EU setzt sich für einheitlichen Digitalmarkt ein

PolitikRegulierung

Die Strategie des zuständigen Kommissars Andrus Ansip sieht unter anderem die Beseitigung von Steuerschlupflöchern sowie eine stärkere Regulierung von Messaging-Diensten vor. Innerhalb der EU-Kommission stoßen die Pläne offenbar auf Kritik.

Am 6. Mai will die Europäische Union Pläne für einen einheitlichen Digitalmarkt – für Waren, Inhalte und Dienste – präsentieren. Das berichtet das Wall Street Journal. Mit dem Vorhaben zielt die EU auf eine Stärkung europäischer Anbieter gegenüber den dominierenden US-Akteuren ab.

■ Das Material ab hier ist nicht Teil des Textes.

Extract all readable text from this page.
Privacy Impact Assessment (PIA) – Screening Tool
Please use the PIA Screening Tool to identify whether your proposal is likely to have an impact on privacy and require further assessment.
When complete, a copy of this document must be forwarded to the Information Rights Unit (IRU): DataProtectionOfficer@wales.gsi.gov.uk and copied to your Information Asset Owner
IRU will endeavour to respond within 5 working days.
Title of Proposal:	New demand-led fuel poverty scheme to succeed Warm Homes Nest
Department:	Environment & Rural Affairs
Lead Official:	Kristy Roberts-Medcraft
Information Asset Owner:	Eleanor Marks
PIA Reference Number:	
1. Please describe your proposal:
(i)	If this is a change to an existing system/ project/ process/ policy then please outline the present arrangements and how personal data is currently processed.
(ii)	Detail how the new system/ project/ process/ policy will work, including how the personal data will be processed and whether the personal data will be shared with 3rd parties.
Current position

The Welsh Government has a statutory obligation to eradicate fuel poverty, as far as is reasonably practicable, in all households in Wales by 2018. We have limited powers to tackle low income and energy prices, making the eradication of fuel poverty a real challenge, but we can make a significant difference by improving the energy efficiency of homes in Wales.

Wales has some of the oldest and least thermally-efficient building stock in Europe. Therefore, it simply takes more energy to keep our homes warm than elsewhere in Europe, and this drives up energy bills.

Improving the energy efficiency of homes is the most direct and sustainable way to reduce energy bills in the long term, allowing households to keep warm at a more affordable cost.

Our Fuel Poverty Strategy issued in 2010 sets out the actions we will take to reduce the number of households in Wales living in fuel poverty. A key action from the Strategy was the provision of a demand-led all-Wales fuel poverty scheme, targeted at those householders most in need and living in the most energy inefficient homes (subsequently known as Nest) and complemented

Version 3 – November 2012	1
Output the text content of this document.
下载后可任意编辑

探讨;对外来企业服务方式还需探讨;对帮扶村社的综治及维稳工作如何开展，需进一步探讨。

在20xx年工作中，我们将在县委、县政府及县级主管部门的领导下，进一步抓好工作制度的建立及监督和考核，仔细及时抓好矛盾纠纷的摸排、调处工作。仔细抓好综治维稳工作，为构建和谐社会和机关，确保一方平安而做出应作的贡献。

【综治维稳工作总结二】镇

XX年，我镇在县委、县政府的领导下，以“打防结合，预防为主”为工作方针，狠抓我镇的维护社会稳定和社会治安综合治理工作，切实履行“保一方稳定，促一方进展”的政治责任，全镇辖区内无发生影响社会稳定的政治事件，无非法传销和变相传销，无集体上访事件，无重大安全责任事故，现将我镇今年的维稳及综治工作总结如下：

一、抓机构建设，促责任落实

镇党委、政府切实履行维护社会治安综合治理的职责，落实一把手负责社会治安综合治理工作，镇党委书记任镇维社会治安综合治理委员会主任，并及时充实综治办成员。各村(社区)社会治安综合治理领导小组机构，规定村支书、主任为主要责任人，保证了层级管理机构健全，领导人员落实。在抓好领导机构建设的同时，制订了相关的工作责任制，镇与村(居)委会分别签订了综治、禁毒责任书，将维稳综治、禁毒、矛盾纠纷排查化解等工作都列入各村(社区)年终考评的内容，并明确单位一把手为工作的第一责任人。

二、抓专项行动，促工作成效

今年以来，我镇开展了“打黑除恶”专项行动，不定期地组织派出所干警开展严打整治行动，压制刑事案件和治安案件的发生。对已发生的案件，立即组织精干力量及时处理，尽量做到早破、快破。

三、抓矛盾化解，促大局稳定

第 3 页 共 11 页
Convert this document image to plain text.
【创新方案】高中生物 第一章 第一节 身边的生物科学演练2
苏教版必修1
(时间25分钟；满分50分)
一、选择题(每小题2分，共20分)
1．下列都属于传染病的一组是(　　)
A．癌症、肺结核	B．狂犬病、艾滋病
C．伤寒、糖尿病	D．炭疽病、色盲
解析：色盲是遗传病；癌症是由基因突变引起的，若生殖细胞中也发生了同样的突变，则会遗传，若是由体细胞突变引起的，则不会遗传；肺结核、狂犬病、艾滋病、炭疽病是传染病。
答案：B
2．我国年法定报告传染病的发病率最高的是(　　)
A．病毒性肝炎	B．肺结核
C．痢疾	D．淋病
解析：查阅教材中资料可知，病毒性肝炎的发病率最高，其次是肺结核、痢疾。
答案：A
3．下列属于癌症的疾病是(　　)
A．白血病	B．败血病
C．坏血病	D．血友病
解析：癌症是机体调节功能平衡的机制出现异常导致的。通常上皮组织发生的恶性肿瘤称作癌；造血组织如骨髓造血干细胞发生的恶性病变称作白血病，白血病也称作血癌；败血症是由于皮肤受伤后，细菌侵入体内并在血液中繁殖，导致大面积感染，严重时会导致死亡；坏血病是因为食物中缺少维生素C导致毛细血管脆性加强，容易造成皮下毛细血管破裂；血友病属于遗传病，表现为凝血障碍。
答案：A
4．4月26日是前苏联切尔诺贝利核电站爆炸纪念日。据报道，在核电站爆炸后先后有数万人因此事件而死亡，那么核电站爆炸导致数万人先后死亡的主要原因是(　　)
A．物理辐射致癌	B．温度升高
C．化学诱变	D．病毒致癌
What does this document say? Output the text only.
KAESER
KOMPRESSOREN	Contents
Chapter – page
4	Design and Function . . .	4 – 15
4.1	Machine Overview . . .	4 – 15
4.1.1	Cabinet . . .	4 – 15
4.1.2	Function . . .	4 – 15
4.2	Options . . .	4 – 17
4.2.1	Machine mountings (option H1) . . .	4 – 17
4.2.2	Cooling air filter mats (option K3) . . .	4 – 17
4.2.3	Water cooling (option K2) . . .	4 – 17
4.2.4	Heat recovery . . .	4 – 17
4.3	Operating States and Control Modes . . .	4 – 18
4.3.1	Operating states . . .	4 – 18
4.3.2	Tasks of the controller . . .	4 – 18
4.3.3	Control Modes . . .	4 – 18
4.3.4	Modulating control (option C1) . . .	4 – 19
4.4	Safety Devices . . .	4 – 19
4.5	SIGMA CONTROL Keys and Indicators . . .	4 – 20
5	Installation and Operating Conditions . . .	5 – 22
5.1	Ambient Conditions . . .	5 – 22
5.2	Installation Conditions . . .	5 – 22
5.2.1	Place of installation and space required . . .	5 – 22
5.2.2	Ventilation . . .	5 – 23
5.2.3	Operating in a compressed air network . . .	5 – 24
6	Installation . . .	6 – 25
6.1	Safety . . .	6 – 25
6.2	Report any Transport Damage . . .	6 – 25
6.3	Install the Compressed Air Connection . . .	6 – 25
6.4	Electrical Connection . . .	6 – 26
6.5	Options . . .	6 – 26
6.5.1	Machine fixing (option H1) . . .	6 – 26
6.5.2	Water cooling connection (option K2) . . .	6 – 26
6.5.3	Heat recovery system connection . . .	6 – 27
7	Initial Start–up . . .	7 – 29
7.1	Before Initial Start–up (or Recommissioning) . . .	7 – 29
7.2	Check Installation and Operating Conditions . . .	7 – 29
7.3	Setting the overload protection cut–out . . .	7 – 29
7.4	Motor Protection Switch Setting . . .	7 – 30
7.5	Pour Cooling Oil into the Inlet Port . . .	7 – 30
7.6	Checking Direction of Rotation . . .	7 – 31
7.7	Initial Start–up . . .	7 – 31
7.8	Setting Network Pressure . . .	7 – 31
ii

Die neue Strategie stammt von Andrus Ansip Kommissar für den einheitlichen Digitalmarkt. Dem Bericht zufolge will die EU sie in den nächsten zwei Jahren in mehreren Phasen implementieren. Ansip verfolgt damit unter anderem eine Vereinfachung des grenzüberschreitenden Online-Handels. Aktuell erschweren unterschiedliche Gesetze, Steuern, Regeln für den Verbraucherschutz und Urheberrechte den Online-Handel. Insbesondere die Umsatzsteuerregeln seien zu kompliziert. Sie sollen überarbeitet werden, damit auch kleine und mittlere Unternehmen Produkte und Dienstleistungen einfacher europaweit anbieten können.

Die EU stößt sich darüber hinaus an der Beschränkung von Inhalten auf bestimmte Regionen. Künftig sollen Anbieter wie Netflix gezwungen werden, die eigenen Angebote in der gesamten EU zur Verfügung zu stellen. Weniger als 4 Prozent der Video-on-Demand-Inhalte seien momentan länderübergreifend erhältlich. Nutzer, die beispielsweise Inhalte in einem Land abonniert haben, sollen sie auch in einem anderen EU-Land abrufen können.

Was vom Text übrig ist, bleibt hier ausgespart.